Even without five of their top-nine forwards the Pittsburgh Penguins keep finding ways to win games. Their 6-3 victory against the New York Islanders on Saturday night was an especially impressive win because they not only kept stacking wins with a bunch of callups and fill-ins, they did so against a really good hockey team that is a much bigger challenge than, say, the Buffalo Sabres.
While players like Frederick Gaudreau, Evan Rodrigues, and Radim Zahorna make surprising contributions, it is still the top line of Sidney Crosby, Jake Guentzel, and Bryan Rust making the biggest impact offensively right now.
On Saturday, it was Rust playing the starring role with a hat trick that pushes him to 14 goals in 35 games this season. That is nearly identical to the pace he was scoring at a year ago when he scored a career-high 27 goals in only 55 games.
In total, he is scoring at a 38-goal pace per 82 games over the past two seasons.
Do you remember when Rust opened the 2018-19 season by scoring just one goal in his first 29 games and was one of the players that drew the frustration of former general manager Jim Rutherford? It seems like an eternity ago, mostly because Rust has become one of the league’s most productive goal scorers since then.

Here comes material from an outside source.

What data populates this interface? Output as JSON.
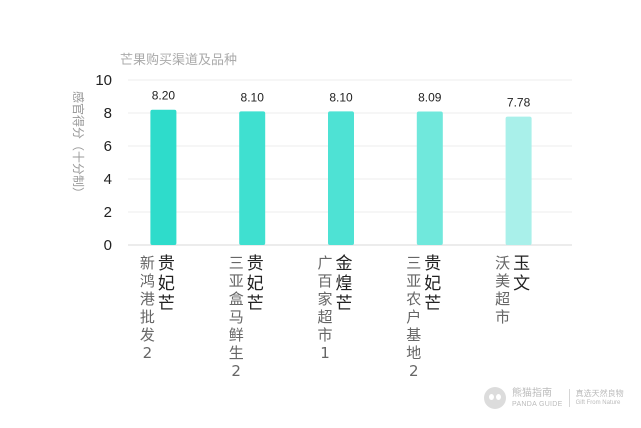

Some numbers to prove that statement. Since December 11, 2018, Rust has scored 58 goals in 133 games during that stretch.
The only Penguins player with more goals during that stretch is Jake Guentzel with 62 goals.
Yeah, he has more goals than Sidney Crosby. More goals than Evgeni Malkin.
League wide he has more goals than the likes of Rantanen, Jack Eichel, Aleksander Barkov, Jonathan Huberdeau, Johnny Gaudreau, Matthew Tkachuk, Nikolaj Ehlers, Mark Stone, Elias Pettersson, Gabriel Landeskog, and Brock Boeser.
That is a pretty impressive position to be in over a pretty significant sampling of games.
At a salary cap hit of just $3.5 million per season, it has also made him a steal against the salary cap. Especially when you add in his value away from the puck. Rust has always been an important cog in the Penguins’ machine due to his ability to play all over the lineup and in any situation. He fits just as easily on the third line as he does on the first line. You can use him to kill penalties and on the power play with equal effectiveness. There is no role he can not play. Having that sort of versatility and ability is a huge plus, and it has allowed Rust to become a significant core player for the Penguins.
A lot of the increased production over the past two years really just comes down to getting a bigger, more consistent role. He went from being a 15-minute per night player over the first part of his career to a 20-minute per night player on a top line. That extra ice time next to All-Star centers has resulted in a spike in his production across the board.
It also creates an interesting long-term question for the Penguins as they will soon have to figure out what all of that production is worth.
Rust will be an unrestricted free agent after next season and assuming he continues on his current path offensively will have earned a significant raise over his current salary cap number. At that point he is going to be a very delicate player to deal with. He is a significant player that not only has developed into a top-line role, but also a player that has helped you win championships. That carries a lot of weight. But he is also going to be 30 years old when his next contract kicks in and you have to consider that you are paying for what you expect him to do going forward, not what he has already accomplished. It is going to be fascinating to see how Ron Hextall and Brian Burke handle it, especially since they personally have no loyalties to Rust (they did not draft him, they did not win with him).
Still, there is another season-and-a-half before the Penguins have to decide what to do with that.
In the meantime Rust is one of the Penguins’ most valuable players and is a big reason they are now all of a sudden contending for the top spot in the East Division.